Credit: George Danby / BDN

The BDN Opinion section operates independently and does not set newsroom policies or contribute to reporting or editing articles elsewhere in the newspaper or on bangordailynews.com.

Dave Del Camp is a retired merchant mariner and a part-time blogger. He resides in Portland.

As the story goes, my mother was at work in a Chicago office building when the call came. It was short, her sister’s voice serious and the message simple: Get home immediately. She didn’t ask questions. Because when you’re 16 years old, your country’s at war and a call like that comes in, you get home.

The year was 1944, and the Army chaplain had been to the Rossi home to inform my beloved grandmother Mrs. Rossi that her only son had been killed in action.

By all accounts, my grandmother skipped the crying and went directly to the screaming.

His name was Bernard Frank Rossi, and he was 23 years old.

He died 13 years before I was born, but there was never a time when memories of him were far removed from the conversations of my grandparents, my mother or her two sisters.

Despite my curiosity about the uncle I never met, there’s still so much that remained a mystery. Did my grandparents cry tears of joy when their only son was born to these Italian immigrants over two decades prior? How could they have ever known their only son would later die, one of 416,800 other brave Americans whose lives were claimed during World War II? Although I’m certain I know the answer, was there anything that could have ever prepared them for that visit from that Army chaplain?

Years later, while going home at night in a crowded Buick after a celebration of my grandparents’ 50th wedding anniversary, I remember listening to my parents’ quiet conversation. My dad mentioned to my mother how subdued my grandfather seemed throughout the night. She told him, “I think he was missing Ben,” followed by silence.

Sometimes there are no words.

I only remember in that moment feeling angst for my grandparents, my mother and her sisters.

Looking back on my younger self, I’m sure my 12-year-old mind could not have fully comprehended the multitudes of hearts that have, over our country’s history, been broken with inconsolable anguish, or the oceans of tears that have been shed, or the terrible cost of freedom, the way I do now.

Now at the age of 96, my mother is the last survivor of a Gold Star family that was forever changed by the loss of a brother and a son. A family that, as Abraham Lincoln wrote in a letter to Gold Star mother Lydia Bixby during the Civil War, “laid so costly a sacrifice upon the altar of freedom.”
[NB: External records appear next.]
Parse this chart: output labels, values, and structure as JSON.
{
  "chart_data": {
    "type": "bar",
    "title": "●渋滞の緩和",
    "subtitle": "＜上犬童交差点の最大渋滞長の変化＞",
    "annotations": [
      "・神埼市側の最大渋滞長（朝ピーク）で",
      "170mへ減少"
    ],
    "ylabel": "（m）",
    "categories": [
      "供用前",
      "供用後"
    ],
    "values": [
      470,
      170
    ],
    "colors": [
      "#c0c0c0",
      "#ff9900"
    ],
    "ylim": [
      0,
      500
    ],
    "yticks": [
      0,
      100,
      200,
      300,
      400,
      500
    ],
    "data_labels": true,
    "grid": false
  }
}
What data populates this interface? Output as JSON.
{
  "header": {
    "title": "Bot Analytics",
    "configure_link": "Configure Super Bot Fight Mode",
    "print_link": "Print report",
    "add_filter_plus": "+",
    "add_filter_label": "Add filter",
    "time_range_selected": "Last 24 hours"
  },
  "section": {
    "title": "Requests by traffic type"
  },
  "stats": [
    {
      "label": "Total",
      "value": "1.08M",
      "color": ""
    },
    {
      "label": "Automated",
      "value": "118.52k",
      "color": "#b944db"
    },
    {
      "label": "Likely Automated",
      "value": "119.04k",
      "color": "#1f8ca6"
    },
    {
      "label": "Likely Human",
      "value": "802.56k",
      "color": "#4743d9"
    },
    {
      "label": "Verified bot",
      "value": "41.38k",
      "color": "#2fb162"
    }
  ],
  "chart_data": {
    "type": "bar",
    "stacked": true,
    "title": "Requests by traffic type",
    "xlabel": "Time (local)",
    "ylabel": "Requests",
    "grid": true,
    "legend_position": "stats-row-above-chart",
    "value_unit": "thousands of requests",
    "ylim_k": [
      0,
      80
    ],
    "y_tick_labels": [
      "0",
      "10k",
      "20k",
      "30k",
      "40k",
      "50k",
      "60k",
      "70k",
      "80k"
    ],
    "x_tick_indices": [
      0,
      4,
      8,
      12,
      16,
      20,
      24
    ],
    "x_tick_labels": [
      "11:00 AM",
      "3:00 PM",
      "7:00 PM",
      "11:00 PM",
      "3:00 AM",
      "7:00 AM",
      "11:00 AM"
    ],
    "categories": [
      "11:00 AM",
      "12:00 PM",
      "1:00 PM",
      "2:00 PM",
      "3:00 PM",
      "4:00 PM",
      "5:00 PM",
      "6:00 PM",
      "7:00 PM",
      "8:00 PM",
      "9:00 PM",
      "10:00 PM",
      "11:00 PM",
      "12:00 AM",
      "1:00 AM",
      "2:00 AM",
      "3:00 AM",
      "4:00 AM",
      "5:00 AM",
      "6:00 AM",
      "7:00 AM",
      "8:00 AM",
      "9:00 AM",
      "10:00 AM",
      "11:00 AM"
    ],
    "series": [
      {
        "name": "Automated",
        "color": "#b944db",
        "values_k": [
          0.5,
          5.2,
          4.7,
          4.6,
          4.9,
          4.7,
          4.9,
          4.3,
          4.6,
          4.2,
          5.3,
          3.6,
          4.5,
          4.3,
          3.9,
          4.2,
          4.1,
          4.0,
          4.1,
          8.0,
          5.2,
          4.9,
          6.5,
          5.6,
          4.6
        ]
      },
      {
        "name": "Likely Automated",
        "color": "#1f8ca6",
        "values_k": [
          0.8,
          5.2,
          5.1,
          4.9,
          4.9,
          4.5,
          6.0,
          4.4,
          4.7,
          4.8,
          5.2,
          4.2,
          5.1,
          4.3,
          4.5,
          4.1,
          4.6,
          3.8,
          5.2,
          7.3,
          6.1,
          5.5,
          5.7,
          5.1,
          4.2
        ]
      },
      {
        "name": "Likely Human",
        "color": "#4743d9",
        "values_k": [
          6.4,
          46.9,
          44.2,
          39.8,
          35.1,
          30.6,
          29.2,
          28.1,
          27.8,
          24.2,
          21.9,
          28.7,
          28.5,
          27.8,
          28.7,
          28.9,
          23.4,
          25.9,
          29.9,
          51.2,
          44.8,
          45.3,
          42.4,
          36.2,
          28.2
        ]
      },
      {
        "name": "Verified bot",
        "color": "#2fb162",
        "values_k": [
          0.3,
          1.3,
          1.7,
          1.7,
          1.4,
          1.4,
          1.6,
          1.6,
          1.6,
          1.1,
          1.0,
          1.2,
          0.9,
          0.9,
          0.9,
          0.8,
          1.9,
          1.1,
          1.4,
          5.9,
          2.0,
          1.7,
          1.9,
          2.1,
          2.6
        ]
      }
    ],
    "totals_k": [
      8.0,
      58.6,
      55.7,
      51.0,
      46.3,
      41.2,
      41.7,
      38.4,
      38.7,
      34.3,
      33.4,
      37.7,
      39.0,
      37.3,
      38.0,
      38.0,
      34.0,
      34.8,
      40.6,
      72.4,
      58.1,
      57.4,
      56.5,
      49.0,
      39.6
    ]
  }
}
Lately, malcontents within our society seem determined to fan the flames of neo-Nazi and/or totalitarian sentiment. Their attempts at silencing dissenting opinions betray their revulsion of our American values. These efforts have manifested themselves, (perhaps now, more than ever), in various forms of racist accusations, division, censorship, lies, greed and corruption.

On behalf of our fallen, we mustn’t let them succeed. Because if there’s one thing we all do share, it’s the freedom borne of the sacrifices made by those who gave so much throughout our history, those who died serving this country.

This Memorial Day, it is fitting to solemnly remember those heroes who lost their lives fighting and dying in defense of the things we cherish most: our freedoms, our Constitution and our way of life.

Are we a country so divided by political, economic and cultural differences that we can’t take time to appreciate the freedoms purchased by the blood and treasure of so many young American lives?

Personally, I hope and pray that’s not the case. Because, throughout the nasty, contentious bickering and disagreements we will continue to have over the years, there is something we should understand, and it is this: The freedom to do so is not despite the sacrifices made by those brave heroes. But rather, because of them.